How It Works


EIDER's E-Design online design service can make professional design services more affordable.

Getting Started


To get started, please contact us first to let us know who you are and what sort of project you have in mind.  Projects can be anything from a planting recommendation for a certain spot to a whole landscape plan and vision.


What We Need From You


After we connect to discuss your project, we will ask you (the client) to create or gather the materials we will use to begin the design process.  These can include:


  • An Assessor's Map of your property or other property description
  • A base plan for the area in question
  • Photos of the site
  • Your thoughts, concerns and ideas for what you want from your yard
  • Design ideas you've collected (magazine photos, articles, etc.) with notes
  • Other materials that will help us understand your situation and your aspirations


The Best Design Starts With Understanding The Client & The Place


After we have received and reviewed your project information, we arrange a time to talk by phone or, if possible, by Skype.  This initial meeting is usually focused on clarifying your situation and desires to ensure that what we produce for you is best suited to your needs and tastes.  We can discuss the scope of our services and estimated cost to you at this point, also.


The EIDER Design Studio Goes To Work For You


With the information you've sent us and what was discussed in our first meeting, we prepare our first draft design recommendations.  Whether your project is fairly limited or a whole reconception of your yard, the first draft typically consists of basic plans and sketches.  We have found these unrefined, "quick and dirty" exhibits to be effective ways to convey ideas to the client without incurring the expense of elaborate illustrations.


In our experience, the effort we put into understanding our clients, their situations and their goals often shows results in this first draft - some of our past clients have told us that the initial design met or exceeded their hopes for the "final" plan.


Clients interested in "do it yourself" installation and those with fairly limited project areas and objectives have often been happy to call the first draft the final plan.  Clients wishing to hand over plans to a contractor and those wanting more comprehensive plans usually proceed to the next step.
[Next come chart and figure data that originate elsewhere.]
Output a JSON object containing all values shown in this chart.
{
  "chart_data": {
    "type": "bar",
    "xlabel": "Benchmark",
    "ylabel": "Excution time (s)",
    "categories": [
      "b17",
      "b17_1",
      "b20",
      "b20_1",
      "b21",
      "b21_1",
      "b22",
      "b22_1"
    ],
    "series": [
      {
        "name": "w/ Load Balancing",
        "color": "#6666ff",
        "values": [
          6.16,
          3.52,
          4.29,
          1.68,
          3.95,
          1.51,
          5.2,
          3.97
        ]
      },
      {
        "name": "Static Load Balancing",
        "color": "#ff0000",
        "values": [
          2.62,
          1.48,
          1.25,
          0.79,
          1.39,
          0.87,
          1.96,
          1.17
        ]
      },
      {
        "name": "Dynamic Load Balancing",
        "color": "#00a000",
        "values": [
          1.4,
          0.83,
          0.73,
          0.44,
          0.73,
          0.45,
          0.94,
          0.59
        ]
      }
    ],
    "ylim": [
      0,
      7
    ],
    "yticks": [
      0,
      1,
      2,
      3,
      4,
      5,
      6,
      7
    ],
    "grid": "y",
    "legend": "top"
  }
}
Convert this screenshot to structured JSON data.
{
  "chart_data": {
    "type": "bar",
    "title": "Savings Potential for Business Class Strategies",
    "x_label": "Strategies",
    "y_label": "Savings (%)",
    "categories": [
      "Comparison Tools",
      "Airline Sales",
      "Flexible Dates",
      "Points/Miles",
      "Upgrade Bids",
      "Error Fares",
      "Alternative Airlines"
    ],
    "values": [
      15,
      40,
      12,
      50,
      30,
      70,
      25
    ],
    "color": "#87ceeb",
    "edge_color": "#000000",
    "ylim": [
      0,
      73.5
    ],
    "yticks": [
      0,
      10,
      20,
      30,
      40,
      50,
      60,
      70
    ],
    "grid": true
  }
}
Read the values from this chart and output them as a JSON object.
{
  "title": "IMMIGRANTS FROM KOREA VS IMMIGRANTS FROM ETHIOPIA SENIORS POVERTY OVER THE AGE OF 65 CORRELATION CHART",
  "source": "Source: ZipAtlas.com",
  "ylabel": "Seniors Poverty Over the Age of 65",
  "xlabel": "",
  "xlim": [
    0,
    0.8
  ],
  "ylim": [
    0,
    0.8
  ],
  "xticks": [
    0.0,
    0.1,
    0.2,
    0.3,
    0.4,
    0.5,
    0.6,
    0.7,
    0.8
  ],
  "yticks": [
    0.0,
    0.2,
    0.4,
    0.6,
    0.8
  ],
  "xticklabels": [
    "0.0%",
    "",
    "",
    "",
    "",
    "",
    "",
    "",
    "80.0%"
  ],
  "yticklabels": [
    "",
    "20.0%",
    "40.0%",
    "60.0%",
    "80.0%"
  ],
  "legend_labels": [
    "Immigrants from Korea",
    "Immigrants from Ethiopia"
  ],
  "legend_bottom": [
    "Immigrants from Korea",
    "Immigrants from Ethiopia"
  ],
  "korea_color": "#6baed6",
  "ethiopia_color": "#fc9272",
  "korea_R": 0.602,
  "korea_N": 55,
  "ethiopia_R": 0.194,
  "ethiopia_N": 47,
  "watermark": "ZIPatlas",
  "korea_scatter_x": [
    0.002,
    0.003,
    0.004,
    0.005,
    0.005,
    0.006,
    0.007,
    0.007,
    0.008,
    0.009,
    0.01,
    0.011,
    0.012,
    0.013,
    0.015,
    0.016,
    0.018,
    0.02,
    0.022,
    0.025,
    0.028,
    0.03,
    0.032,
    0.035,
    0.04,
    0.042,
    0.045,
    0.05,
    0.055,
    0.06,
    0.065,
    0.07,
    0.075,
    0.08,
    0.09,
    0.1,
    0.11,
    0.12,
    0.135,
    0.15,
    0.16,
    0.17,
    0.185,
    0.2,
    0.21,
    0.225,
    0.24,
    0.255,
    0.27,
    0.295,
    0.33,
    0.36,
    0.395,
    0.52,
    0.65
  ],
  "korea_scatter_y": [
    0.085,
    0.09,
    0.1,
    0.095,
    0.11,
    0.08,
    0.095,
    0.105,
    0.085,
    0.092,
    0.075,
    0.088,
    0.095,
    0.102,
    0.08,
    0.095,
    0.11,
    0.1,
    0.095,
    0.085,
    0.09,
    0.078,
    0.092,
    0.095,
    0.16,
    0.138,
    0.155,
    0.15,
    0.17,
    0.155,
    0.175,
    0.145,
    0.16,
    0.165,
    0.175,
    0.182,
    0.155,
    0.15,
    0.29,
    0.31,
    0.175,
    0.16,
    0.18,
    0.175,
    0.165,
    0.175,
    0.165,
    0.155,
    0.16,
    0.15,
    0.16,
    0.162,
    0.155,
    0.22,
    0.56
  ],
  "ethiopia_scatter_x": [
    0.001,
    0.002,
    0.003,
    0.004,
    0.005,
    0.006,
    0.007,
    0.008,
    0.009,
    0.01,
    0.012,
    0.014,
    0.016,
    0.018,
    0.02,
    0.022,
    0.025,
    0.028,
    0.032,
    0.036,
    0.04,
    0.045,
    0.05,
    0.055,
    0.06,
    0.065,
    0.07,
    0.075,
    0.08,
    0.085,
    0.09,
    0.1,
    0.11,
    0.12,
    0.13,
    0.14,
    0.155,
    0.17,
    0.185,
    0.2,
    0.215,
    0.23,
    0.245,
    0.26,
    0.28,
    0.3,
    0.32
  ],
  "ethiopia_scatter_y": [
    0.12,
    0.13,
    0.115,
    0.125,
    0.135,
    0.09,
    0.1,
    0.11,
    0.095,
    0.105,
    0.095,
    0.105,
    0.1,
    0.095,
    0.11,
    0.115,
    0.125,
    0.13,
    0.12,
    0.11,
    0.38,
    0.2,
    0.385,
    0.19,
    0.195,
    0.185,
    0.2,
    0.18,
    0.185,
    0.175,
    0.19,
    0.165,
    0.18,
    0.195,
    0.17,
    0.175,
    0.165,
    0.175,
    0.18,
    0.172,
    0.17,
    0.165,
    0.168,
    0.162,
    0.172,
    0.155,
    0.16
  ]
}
Taking Good Ideas & Making Them Great: Collaborative Design Development


After you have had time to review our design recommendations, we will schedule another time to talk with you about your project.  In this consultation we can discuss the draft designs and how you would like to proceed.  Some examples of what clients might request at this point include:

  • Design revisions based on thoughts you've had in looking at the initial recommendations or other new information
  • Design recommendations for additional areas
  • Recommendations for project phasing and/or infrastructure (such as drainage improvements)
  • Additional construction or plant care suggestions


Finalizing Your Design


Depending on your wishes and how you would like to implement your new design, we can prepare exhibits to suit your needs.  You may want:

  • Beautifully rendered illustrative plans or drawings (to inspire you or show to others)
  • Detailed plans suitable for handing to contractors or landscapers
  • Quick, rough sketches, plans and details to help clients who want to keep the design phase of their do-it-yourself project as affordable as possible.


Whatever your situation, we will be ready to answer questions and help you get your dream built as you proceed with your project.


Send us a note and we can get started.

Information You Can Put Together:


Below are some examples of the kind of things you can put together and send us to begin the design process:

An Assessor's Map is a good starting point.  These maps usually show property dimensions but do not typically show structures.  Assessor's maps are usually included in the Title Report when a property is purchased, and can be obtained from the county in which the property is located.


Images from Google Map, Bing, or other online services can also be helpful.

A base plan for the area can be a fairly simple sketch.  When preparing a base plan, don't forget to label elements of the drawing and include dimensions so we have an idea of how much space you have to work with.
If you need a little help with this step, some tips are available here (Better Homes and Gardens), here (University of Florida Extension Service) and numerous other places on the web.
Photos of your yard are immensely helpful and can be sent with or without notes.  With good photo documentation, we can help you identify opportunities and constraints before beginning the design process.
Photos and drawings from books, magazines or websites with notes indicating what you like (and dislike) about the image are very helpful in crafting a design suited to your situation and your tastes.